Türkiye, 1990 yılında konvertibiliteye geçtikten sonra yüksek enflasyonla birlikte dolarizasyon olgusunu birlikte yaşadı. İnsanlar ellerine geçen paralardan harcamalarına yetecek kadar olanını TL cinsinden alıkoyup geri kalanını döviz cinsinden tutmaya yöneldiler. Mevduat olarak bankalarda tutulan paralarda da yabancı para mevduatın ağırlığı artış gösterdi ve para ikamesi ortaya çıktı. 2001 krizine gidilirken dolarizasyon zirvedeydi. Tablo bize 2001 krizinin de etkisiyle 2002 yılında dolarizasyon oranının (YP Mevduat / Toplam Mevduat) %57,3 düzeyine yükseldiğini gösteriyor. Sonraki yıllarda ekonomide yaşanan düzelmenin, enflasyon ve faiz oranının düşmesinin, AB ile tam üyelik müzakerelerinin ve komşularla yaşanan yumuşamanın sonucu olarak TL’ye dönüş ve dolayısıyla ters dolarizasyon yaşandı. Ters dolarizasyon eğilimi 2010 yılı sonuna kadar sürdü. Dikkat edilecek olursa 2002 – 2010 arasında USD/TL kuru da pek değişmeden kalmış görünüyor. Dolar kurundaki bu durağanlık büyük ölçüde ters dolarizasyon ve güven artışı sonucu ülkeye döviz girişinin karşılıklı etkileşimi sonucunda ortaya çıktı. Sonrasında ekonomiye güven kaybıyla birlikte yeniden dolarizasyona dönüş başladı. Bu eğilim 2017’den başlayarak TL’nin iç ve dış değerindeki hızlanan değer kaybıyla birlikte artış sergilendi. Bugün geldiğimiz %53,7 oranı 2002’deki % 57,3 oranına çok yaklaşmış görünüyor. 2010 sonrasında TL’nin iç değer kaybını (enflasyon) tablonun sondan ikinci satırından ve dış değer kaybını tablonun son satırından izlemek mümkün.

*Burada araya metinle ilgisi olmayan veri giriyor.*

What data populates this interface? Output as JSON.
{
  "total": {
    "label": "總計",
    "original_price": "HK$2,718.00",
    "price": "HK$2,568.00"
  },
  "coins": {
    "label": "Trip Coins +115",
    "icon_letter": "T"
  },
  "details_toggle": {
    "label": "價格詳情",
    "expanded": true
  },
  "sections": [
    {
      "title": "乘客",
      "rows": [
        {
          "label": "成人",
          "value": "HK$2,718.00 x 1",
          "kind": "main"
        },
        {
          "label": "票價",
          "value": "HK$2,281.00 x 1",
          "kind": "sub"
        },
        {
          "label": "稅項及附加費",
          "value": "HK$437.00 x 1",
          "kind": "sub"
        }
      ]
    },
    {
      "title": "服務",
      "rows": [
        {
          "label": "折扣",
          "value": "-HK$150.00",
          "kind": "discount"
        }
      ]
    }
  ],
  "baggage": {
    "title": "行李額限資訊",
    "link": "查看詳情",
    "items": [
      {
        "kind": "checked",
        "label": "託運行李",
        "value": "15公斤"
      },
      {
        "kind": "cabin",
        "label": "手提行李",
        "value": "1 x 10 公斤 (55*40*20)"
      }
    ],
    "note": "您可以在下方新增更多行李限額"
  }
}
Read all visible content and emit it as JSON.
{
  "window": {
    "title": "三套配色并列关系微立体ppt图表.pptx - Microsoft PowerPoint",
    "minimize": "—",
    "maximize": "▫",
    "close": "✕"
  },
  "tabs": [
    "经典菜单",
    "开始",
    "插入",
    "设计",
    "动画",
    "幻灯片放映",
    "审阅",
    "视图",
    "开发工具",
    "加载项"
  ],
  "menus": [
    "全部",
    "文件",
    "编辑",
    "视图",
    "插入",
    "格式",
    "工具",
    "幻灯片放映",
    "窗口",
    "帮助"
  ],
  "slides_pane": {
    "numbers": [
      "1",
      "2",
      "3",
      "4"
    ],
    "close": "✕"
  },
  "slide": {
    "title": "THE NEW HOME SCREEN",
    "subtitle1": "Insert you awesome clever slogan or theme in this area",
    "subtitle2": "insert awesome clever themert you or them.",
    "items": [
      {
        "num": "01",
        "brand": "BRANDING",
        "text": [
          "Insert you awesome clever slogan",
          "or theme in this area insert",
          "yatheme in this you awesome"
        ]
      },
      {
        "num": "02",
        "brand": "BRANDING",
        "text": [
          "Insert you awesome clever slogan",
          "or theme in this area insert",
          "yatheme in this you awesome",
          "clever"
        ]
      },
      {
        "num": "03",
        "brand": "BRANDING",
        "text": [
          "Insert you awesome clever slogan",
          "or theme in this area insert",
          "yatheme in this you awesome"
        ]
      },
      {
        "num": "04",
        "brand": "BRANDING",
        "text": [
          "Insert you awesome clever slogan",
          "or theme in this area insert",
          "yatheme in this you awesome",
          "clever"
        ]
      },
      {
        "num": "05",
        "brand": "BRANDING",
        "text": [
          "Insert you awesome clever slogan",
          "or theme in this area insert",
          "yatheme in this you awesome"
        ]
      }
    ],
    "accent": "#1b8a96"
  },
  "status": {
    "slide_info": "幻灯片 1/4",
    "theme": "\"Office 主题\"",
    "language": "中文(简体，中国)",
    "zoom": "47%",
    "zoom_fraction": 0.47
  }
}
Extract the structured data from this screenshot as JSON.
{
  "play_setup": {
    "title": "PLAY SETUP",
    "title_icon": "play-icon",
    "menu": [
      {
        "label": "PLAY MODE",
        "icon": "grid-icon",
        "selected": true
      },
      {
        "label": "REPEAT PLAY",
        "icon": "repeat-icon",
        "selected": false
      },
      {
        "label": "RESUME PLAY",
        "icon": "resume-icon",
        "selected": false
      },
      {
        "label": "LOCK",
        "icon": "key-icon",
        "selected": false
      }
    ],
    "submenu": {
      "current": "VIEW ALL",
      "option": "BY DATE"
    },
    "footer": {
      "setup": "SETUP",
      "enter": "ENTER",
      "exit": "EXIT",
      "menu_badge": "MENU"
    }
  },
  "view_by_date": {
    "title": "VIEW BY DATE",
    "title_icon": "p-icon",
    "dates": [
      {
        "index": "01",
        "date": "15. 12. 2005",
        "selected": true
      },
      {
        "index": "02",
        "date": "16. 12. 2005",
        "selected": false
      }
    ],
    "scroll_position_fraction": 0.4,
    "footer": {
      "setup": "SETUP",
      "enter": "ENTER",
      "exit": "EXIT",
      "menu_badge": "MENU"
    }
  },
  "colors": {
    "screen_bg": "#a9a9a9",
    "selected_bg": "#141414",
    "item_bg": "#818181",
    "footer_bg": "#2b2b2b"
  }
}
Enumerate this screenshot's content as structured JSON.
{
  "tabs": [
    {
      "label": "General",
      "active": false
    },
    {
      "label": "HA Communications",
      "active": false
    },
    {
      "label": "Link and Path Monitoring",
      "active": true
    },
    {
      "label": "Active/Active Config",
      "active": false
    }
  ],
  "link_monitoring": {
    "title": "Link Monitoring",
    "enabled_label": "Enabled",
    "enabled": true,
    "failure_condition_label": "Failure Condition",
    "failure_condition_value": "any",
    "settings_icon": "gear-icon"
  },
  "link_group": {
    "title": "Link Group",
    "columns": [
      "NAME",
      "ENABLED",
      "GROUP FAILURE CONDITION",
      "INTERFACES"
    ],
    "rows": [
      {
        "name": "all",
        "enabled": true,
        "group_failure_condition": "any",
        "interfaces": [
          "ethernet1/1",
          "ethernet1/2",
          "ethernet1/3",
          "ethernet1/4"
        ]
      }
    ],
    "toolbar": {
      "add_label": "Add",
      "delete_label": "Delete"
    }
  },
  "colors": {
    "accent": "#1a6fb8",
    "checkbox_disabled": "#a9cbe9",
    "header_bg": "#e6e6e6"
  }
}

Bu anlattıklarımızı daha açık gösterebilmek için tablodaki dolarizasyon oranlarını (YP Mevduat/Toplam Mevduat) ve USD/TL kurlarını bir grafikte gösterelim:

Dolarizasyon olgusunun altında birçok neden yatıyor. Bunlar arasında yüksek enflasyon, negatif reel faiz, paranın dış değerinin hızla düşmesi en önemlileri. Bu saydıklarımızı besleyen neden de risk artışıyla ortaya çıkan ekonomiye ve yerel paraya karşı güven kaybı. Eğer 2002 – 2010 arasında başardığımız ters dolarizasyonu yeniden gerçekleştirmek istiyorsak riskleri düşürüp ekonomi ve TL için güven artırıcı önlemlerle işe başlamamız gerecek.